Seria fell into his arms and cried. It was a pain indescribable to Seria. The person she once shared her life with was now only a memory.
“W-wha-what am I going to tell Arnowski?”
Frankton held his friend, his neighbor, tightly, “We’ll tell him that God wanted him in heaven.”
“What am I going to do?” Seria wept.
“Well now, I could help you out, and I am sure the church and the neighborhood could help you out.”
The questions came like raindrops falling from a merciless sky. Frankton consoled her the best he could and promised everything was going to turn out all right.
They held each other, while she cried, and talked… hours later Frankton and Seria sat at the table drinking water; a scotch for Seria.
“I can stay with you guys tonight, in case you need anything, I can stay on the couch.”

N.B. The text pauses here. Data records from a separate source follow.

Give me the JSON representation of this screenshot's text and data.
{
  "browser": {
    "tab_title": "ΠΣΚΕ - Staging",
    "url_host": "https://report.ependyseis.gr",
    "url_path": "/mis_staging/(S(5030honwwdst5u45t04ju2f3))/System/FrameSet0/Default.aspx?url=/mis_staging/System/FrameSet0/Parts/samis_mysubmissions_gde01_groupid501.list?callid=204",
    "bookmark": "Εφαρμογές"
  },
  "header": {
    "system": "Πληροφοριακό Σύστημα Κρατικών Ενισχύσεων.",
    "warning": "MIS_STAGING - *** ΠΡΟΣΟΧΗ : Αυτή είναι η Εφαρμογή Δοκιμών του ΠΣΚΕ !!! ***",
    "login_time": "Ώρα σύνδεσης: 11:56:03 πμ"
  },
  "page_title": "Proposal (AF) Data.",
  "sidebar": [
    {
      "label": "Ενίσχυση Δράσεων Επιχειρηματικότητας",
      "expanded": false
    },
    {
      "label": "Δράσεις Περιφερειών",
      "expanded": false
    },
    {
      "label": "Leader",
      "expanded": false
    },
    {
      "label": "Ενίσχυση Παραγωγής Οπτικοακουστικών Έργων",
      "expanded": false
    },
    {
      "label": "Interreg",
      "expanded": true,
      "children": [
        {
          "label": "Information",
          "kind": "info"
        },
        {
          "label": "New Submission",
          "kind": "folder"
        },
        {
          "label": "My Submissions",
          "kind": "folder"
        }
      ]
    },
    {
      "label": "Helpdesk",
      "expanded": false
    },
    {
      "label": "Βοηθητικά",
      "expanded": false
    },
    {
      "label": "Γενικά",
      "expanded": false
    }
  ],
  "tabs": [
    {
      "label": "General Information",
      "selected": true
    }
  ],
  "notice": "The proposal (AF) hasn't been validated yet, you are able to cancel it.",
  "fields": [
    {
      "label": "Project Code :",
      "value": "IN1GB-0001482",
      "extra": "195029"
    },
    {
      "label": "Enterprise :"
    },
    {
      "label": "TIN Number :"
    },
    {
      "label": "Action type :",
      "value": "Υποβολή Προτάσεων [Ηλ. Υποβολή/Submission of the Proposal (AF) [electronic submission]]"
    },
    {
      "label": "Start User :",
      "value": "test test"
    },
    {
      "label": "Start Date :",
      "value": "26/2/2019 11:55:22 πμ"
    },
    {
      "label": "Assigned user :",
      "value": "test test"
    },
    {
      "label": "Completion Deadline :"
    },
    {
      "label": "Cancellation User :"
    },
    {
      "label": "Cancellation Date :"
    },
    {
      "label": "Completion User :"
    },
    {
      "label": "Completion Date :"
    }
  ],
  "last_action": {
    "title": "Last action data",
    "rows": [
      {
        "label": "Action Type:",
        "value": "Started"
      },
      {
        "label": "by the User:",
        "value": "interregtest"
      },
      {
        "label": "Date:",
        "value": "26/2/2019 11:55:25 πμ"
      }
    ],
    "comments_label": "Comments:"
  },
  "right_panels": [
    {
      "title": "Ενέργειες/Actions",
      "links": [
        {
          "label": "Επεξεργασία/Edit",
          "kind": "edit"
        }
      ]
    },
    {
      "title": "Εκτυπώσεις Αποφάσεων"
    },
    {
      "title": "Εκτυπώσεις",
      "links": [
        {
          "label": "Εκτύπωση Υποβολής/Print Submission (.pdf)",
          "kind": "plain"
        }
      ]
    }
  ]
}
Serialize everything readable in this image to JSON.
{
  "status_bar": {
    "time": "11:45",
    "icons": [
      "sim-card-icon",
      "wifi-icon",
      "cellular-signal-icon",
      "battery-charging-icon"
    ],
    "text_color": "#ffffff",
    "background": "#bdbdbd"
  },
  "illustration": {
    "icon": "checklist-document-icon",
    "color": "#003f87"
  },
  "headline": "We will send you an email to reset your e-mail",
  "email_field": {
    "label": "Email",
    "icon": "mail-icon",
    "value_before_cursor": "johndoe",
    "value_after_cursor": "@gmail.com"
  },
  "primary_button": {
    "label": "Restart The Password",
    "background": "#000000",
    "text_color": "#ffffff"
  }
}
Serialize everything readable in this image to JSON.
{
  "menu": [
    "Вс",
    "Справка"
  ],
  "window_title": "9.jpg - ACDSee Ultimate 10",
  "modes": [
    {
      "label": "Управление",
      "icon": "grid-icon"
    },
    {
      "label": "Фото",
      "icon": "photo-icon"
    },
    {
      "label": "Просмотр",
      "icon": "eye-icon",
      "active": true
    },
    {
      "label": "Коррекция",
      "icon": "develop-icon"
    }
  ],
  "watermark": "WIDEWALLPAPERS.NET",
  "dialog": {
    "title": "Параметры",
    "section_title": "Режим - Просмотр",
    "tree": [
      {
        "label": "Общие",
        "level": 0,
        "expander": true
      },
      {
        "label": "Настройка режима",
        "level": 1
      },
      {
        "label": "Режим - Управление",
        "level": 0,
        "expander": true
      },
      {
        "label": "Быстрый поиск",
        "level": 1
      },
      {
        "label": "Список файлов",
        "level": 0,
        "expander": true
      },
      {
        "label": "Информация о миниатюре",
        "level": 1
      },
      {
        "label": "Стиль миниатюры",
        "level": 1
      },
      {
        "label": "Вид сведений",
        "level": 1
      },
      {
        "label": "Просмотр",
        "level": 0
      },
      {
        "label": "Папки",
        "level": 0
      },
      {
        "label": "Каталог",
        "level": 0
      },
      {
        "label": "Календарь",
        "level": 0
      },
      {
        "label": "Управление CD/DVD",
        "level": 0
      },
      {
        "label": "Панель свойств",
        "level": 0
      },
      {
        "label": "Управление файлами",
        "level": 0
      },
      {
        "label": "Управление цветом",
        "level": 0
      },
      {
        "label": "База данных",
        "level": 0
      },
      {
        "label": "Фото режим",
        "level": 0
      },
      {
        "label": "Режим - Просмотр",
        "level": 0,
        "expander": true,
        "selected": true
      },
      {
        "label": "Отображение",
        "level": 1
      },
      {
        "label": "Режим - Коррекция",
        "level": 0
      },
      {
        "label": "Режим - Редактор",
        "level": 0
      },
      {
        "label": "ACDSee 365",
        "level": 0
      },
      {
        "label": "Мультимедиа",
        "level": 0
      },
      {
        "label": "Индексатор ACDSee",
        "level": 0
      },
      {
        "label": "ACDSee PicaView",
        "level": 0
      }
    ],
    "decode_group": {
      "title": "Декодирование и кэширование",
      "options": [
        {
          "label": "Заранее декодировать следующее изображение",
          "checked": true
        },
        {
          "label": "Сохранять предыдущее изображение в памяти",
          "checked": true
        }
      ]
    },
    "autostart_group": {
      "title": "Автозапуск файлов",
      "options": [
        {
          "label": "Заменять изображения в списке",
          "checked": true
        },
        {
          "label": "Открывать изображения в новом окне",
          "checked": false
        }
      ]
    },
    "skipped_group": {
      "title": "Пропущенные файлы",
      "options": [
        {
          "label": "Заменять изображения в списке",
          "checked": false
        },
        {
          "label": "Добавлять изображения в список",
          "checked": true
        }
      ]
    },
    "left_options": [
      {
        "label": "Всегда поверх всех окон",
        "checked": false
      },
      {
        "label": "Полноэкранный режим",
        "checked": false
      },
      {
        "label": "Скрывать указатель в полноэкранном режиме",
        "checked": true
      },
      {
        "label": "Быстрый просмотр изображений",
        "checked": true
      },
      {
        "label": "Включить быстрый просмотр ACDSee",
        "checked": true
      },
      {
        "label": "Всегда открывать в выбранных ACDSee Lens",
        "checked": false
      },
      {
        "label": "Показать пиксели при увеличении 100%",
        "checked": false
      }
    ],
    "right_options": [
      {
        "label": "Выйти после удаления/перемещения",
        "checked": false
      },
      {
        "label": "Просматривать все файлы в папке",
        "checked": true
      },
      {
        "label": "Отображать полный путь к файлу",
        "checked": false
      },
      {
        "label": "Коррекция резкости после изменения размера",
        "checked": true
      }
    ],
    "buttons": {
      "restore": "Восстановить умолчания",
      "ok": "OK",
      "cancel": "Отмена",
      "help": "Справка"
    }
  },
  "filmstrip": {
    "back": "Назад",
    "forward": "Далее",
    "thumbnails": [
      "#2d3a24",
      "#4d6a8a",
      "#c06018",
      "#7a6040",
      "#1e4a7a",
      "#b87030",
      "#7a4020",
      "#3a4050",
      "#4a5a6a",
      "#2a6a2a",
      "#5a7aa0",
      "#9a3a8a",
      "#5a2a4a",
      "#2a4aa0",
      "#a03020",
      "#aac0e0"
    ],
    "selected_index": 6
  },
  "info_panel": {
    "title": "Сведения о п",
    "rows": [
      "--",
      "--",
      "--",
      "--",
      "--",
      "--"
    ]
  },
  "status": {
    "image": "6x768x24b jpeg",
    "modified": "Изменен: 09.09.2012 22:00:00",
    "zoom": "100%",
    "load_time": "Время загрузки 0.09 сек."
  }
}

“That would be great Frankton, I really appreciate your help.”
“It’s nothing, just trying to be a good neighbor”
“Tell me Frankton…”
“Yes ma’am.”
“How did he die? Was it a heat stroke?”
“Well now… Well…”
“Well what?”
“I didn’t want to alarm you…”
“What, tell me please?”
“It wasn’t a heat stroke. It was a… It was a suicide. He left this note.”
His shaking, awkward hand delivered the note. Seria’s jaw hung, shocked to where she couldn’t produce crying. She unfolded the note:
‘I deserve hell for what I’ve done to you. I will not accept heaven. I am sorry my darling but I couldn’t take it any longer. The working was killing me. I thought I should have the dignity that I would take my own life rather working and slowly suffering and dying making someone else, who I now see as my enemy, exceedingly wealthy. My life was not suppose to be cheapened to make one’s more valuable. I am so sorry my dearest. It’s not your fault, I love you with all my heart and I wish it didn’t have to be this way. I wish I could hold your hand and love you one more day, I wish I could have given our son the world. I took the coward’s way out… not because I couldn’t handle the work, or because I’ve killed myself because I was suffering a life not worth living. I was a coward for leaving you to suffer. I want you to sell all my belongings for money… I’ve left three thousand dollars in the bank. I am so sorry. Words can’t express how much I love you… And yes, why have I left you if I loved you so dear? Because the system of work has us all caged, it has us suppressed. We work for them to earn their money to buy our things back. It’s thievery how those rich bastards use us as machines. I am dead now because I couldn’t handle being a slave any longer. I am so sorry but my life was not worth living, the only thing I lived for was for you and our son. And I only got to spend two hours with you a day and I could barely keep my eyes opened. I love you dear, and I did not want to leave you, but in the future I would have been driven to insanity, I would have been a greater burden not being able to work. I don’t know, I am having second thoughts, but I am going to free myself. Tell Arnowski that I love him dear and I had to go. He’ll learn the truth, but don’t learn him too fast. I cry now thinking of you two alone, I cry knowing my son will be a slave to an insufferable capitalist system of imperious domination and tyrannical oppression. I hope one day you all will resist the fat cats in Washington and take the land back into your own hands and learn how to live without the evils of the World. I say to thee, My Love, Farewell.’